Yakın gelecekte Kanser Tedavisinde de, genomik ve fenotipik özelliklerin daha da netleşmesi, Epigenetik, DNA, Antijen, Antikor ve İmmünoloji Mühendisliğinin gen düzenlemeleri üzerindeki çalışmaları (CRISPR Cas9), Nanoteknoloji ve Nanobilim ile çok başarılı ve etkin olacağı kanaatindeyim! Nitekim, Çin Ulusal Nanobilim ve Teknoloji Merkezi’nde (NCNST) 5 yıldır yürütülen araştırmada geliştirilen DNA nanorobotlarının, kanserin tedavisinde başarılı olduğu, gözle görülemeyecek boyutlarda ve tüp şeklinde üretilen çapı 19, boyu 90 nanometre ve “bir iğnenin ucundan 5 bin kat daha küçük” olan bu nanorobotların, kan dolaşımına bırakıldıklarında vücuttaki tümörü tespit edip ve harekete geçtiği, kanın pıhtılaşması ve ipliksi doku oluşturması için tümöre thrombin enzimi enjekte ederek kanla beslenme yolunu kesmek suretiyle tümörü açlığa terk ettiği ve bu şekilde kanserle mücadele eden nanorobotların, tümörün haftalar içinde küçülmesini sağladığı bildirilmiştir.
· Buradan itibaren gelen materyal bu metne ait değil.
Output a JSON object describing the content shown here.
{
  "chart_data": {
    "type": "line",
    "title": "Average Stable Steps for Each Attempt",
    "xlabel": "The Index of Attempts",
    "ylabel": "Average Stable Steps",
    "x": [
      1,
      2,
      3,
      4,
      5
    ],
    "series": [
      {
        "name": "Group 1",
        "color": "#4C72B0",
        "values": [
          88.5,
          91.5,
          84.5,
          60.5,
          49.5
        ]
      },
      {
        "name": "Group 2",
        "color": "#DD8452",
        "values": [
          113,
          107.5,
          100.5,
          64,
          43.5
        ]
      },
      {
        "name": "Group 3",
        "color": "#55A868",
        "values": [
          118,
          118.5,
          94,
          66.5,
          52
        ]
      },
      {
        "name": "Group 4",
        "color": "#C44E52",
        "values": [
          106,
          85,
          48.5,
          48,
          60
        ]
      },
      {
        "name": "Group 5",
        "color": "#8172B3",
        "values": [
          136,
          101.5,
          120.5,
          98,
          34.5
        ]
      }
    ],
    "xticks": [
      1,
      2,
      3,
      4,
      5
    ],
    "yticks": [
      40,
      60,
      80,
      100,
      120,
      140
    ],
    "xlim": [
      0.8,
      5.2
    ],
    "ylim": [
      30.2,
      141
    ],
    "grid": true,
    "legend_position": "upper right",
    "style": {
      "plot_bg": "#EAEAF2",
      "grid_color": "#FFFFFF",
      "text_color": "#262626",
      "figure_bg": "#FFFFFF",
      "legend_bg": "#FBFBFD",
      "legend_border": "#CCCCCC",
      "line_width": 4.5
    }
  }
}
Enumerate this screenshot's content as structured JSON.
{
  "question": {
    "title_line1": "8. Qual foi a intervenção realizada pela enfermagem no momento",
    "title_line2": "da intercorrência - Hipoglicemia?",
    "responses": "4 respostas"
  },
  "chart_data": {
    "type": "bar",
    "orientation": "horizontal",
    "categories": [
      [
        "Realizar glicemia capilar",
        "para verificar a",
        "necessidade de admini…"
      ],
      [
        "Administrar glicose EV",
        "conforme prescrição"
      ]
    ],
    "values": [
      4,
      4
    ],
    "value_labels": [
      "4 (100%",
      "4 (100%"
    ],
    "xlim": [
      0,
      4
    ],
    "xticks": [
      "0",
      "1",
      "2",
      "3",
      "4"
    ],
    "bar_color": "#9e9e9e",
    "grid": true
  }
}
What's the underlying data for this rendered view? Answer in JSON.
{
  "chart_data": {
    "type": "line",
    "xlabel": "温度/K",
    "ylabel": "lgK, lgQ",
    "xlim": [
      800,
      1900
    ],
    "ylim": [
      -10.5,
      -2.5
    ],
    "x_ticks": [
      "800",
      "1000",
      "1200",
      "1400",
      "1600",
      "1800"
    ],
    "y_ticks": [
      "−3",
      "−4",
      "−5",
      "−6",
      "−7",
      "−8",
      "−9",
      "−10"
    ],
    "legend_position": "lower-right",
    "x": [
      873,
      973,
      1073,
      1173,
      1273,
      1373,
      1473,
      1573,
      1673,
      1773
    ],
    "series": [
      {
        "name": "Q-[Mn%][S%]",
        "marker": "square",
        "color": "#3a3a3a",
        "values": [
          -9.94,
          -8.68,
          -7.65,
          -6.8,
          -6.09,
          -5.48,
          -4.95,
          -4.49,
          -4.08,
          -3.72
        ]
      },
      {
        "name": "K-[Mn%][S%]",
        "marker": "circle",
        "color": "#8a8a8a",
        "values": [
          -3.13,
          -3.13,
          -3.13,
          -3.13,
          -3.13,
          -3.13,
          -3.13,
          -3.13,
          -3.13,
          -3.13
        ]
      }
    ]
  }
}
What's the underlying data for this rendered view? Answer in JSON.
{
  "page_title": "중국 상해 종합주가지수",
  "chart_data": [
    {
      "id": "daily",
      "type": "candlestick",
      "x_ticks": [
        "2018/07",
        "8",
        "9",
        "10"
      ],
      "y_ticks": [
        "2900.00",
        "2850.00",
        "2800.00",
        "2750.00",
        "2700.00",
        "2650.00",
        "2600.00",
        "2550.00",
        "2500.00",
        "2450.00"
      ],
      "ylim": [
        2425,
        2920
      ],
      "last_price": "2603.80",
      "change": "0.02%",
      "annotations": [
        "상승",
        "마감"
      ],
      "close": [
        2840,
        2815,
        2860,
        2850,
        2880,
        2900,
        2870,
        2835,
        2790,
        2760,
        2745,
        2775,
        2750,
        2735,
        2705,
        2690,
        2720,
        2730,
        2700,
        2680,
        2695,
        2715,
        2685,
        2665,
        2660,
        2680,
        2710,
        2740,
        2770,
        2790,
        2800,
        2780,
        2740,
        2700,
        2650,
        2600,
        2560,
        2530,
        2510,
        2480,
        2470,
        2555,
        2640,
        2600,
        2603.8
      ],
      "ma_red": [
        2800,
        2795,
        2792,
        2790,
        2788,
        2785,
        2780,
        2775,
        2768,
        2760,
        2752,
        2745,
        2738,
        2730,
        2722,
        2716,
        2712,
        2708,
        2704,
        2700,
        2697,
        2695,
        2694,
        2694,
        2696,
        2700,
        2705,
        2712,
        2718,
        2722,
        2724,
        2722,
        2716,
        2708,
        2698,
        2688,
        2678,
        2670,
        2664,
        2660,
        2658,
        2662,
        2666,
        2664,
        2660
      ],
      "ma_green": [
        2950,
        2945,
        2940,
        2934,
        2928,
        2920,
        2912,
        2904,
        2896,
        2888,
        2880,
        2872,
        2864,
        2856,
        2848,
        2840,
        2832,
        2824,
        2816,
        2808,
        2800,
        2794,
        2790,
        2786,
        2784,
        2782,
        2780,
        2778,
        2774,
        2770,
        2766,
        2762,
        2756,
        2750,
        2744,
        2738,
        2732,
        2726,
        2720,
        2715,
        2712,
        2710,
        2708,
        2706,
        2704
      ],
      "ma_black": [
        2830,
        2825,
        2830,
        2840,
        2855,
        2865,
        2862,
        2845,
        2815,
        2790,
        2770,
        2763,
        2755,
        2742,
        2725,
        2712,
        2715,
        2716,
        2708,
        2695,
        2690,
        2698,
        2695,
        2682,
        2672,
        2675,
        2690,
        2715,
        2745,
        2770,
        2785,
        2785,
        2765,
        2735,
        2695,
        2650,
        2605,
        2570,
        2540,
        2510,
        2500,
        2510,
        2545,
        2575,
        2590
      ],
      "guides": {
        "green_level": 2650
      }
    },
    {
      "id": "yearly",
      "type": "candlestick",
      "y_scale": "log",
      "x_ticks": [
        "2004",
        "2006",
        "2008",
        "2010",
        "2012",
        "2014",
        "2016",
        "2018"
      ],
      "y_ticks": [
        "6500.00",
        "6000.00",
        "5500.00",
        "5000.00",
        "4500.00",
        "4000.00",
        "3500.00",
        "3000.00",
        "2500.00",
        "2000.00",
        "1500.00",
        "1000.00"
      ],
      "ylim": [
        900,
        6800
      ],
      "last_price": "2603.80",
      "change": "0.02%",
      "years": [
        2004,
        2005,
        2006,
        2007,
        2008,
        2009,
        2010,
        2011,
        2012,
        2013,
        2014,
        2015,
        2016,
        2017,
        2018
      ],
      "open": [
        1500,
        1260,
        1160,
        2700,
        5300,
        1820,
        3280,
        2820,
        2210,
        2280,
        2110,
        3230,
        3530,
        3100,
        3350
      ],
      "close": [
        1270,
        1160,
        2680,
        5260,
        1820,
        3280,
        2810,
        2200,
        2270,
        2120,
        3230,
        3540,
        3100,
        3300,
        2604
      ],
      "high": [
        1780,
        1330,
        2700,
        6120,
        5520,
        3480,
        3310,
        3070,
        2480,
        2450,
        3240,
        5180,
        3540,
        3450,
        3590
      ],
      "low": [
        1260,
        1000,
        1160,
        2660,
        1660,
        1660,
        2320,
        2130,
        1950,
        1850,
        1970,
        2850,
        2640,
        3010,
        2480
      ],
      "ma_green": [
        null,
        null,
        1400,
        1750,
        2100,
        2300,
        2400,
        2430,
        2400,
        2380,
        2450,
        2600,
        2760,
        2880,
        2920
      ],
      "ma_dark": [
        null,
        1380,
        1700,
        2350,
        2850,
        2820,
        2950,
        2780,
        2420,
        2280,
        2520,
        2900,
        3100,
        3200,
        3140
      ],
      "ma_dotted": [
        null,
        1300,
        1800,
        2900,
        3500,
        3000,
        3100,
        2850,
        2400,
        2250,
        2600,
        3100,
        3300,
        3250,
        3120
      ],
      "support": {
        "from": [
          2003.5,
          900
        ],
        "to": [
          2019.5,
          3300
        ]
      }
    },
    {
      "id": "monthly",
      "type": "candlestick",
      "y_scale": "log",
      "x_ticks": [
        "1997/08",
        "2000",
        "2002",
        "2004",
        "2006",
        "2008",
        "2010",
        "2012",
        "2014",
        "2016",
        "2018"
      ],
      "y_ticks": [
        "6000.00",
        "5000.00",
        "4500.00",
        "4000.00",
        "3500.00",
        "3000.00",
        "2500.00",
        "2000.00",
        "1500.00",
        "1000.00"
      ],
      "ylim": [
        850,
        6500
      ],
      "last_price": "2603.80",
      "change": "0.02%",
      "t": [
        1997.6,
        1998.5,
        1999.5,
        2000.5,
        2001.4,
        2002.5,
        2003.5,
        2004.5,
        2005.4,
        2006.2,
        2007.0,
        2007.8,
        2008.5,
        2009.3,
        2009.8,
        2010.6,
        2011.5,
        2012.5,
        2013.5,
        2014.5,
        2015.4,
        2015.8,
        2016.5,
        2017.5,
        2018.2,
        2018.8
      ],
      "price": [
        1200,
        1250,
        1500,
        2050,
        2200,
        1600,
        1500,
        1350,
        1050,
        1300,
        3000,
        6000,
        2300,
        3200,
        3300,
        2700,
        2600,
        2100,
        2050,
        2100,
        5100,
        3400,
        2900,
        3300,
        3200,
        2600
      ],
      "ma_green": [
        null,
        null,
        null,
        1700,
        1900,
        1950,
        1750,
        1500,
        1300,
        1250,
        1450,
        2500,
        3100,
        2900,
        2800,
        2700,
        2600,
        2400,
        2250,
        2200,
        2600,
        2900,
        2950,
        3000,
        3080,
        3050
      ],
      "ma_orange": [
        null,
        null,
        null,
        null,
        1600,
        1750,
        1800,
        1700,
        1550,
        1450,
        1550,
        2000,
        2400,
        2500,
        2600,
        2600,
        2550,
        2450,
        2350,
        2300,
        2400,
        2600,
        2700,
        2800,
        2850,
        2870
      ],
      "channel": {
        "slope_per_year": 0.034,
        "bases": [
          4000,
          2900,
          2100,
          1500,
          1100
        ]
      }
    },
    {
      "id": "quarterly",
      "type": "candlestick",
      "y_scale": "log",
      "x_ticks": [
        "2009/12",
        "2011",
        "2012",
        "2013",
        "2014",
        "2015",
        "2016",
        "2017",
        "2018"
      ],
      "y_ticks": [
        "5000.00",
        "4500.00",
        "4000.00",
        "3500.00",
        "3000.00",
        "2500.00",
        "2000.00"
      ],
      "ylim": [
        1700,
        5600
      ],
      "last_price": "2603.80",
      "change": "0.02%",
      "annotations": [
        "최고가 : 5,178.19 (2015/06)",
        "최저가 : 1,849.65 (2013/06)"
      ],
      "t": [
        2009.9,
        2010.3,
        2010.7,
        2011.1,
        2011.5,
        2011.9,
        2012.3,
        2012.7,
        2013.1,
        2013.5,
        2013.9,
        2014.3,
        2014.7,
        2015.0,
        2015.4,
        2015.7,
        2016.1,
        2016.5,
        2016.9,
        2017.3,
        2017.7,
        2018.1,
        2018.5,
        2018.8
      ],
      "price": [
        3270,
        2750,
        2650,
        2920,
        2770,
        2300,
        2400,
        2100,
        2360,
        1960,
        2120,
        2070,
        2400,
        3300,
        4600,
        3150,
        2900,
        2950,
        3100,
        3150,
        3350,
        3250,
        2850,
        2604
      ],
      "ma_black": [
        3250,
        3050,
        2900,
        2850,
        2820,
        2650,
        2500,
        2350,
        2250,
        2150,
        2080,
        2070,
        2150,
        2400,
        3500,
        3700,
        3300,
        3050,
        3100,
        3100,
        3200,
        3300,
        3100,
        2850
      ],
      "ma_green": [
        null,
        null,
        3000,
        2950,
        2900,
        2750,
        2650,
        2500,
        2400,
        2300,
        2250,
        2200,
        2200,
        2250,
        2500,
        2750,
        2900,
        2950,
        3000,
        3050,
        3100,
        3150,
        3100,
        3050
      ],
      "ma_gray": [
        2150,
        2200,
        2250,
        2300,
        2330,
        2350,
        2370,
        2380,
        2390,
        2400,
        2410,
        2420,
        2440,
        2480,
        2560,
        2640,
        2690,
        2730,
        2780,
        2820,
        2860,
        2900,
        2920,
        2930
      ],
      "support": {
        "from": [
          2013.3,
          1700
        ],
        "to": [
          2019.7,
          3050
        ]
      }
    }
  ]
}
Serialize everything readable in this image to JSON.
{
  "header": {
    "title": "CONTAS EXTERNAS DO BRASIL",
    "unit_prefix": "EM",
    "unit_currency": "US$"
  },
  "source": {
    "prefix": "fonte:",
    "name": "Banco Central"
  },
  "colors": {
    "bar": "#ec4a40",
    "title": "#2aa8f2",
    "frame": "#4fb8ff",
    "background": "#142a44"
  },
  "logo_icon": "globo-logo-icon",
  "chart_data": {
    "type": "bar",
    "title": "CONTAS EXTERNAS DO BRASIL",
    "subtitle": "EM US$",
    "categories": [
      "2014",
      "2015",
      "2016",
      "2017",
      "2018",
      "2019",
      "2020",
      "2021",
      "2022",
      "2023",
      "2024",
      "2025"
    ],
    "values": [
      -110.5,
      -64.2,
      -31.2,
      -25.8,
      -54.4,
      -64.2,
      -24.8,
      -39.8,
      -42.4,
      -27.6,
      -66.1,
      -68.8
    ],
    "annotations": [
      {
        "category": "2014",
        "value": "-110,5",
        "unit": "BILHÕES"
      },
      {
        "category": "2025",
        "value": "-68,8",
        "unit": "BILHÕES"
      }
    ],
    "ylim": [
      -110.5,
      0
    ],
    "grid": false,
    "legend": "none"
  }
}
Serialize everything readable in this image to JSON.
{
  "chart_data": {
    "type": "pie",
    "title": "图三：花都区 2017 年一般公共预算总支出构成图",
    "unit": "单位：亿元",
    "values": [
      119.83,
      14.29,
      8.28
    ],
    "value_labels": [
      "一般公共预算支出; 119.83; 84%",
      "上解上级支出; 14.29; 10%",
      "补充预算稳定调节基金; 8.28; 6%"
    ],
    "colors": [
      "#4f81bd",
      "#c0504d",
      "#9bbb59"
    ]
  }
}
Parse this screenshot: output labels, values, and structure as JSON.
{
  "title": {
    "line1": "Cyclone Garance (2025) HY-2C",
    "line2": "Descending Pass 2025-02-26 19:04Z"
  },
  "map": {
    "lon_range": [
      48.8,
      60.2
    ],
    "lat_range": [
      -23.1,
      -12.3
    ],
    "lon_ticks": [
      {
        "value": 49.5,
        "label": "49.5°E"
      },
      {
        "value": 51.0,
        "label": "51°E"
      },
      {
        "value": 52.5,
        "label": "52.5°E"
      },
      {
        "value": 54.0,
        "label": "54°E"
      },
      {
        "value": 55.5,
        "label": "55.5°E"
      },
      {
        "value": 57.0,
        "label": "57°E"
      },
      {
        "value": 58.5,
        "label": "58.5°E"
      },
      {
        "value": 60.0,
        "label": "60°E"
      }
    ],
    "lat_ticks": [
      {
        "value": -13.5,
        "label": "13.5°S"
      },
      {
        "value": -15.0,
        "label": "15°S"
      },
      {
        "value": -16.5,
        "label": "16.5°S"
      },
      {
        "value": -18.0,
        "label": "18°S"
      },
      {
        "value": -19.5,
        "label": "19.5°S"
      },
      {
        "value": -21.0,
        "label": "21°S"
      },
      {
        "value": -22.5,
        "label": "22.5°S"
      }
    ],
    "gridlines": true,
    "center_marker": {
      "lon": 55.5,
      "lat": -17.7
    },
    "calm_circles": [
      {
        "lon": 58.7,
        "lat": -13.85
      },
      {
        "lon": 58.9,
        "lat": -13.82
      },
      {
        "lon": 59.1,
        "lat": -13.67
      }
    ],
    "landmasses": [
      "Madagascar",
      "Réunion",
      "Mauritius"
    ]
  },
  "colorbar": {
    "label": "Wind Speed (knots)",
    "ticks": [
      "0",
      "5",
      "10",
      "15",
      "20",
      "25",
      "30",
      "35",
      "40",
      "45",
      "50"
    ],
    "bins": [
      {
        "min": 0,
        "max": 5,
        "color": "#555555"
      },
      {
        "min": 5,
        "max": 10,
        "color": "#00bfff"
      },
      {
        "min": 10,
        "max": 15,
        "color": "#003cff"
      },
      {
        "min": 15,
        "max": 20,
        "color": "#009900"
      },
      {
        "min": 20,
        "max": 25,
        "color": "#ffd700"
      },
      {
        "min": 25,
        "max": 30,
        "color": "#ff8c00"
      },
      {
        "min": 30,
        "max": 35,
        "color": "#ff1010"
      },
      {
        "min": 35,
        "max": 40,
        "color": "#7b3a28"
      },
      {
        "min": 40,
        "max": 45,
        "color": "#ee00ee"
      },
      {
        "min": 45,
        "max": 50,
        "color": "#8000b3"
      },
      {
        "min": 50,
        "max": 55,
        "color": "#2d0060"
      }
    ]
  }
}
21. Yüzyılın bu 21. Yılında, bütün bunlar, ister istemez yeni ihtiyaçlar gündeme getirmiş, ve çözüm arayışları bilim insanlarını laboratuvarlara hapsetmiştir. Uluslararası boyutta birçok araştırmacı bilim insanı, bu “KORONA” pandemisinde, her türlü mutasyon ve vurdumduymazlığa rağmen, ilaç, plazma, antikor ve aşı için kolları sıvamış, konvansiyonel/geleneksel yöntemlerin yanında, yeni yeni usullerle çare ve geleneksel yöntemleri de aşan yeni aşı arayışına koyulmuştur.
Normal virüslerin mutasyon özelliklerinin aksine, laboratuvarlarda genetik kodlamaya tabi tutularak geliştirilen virüslerin ne zaman mutasyona uğrayacağının ve davranış eğilimlerinin programlanabileceğini ve tedaviye de dirençli olarak geliştirilebileceklerini de hatırlatmak isterim!
Bir molekülün bilincine, bir atomun onuruna, bir elektronun adaletine, bir nötronun tevekkülüne, bir protonun erdemine, bir kuarkın sabrına, bir leptonun gururuna ve bir bozonun zekasına sahip olamayanlar, ellerine fırsat geçince egolorı uğruna neler yapmazlar ki…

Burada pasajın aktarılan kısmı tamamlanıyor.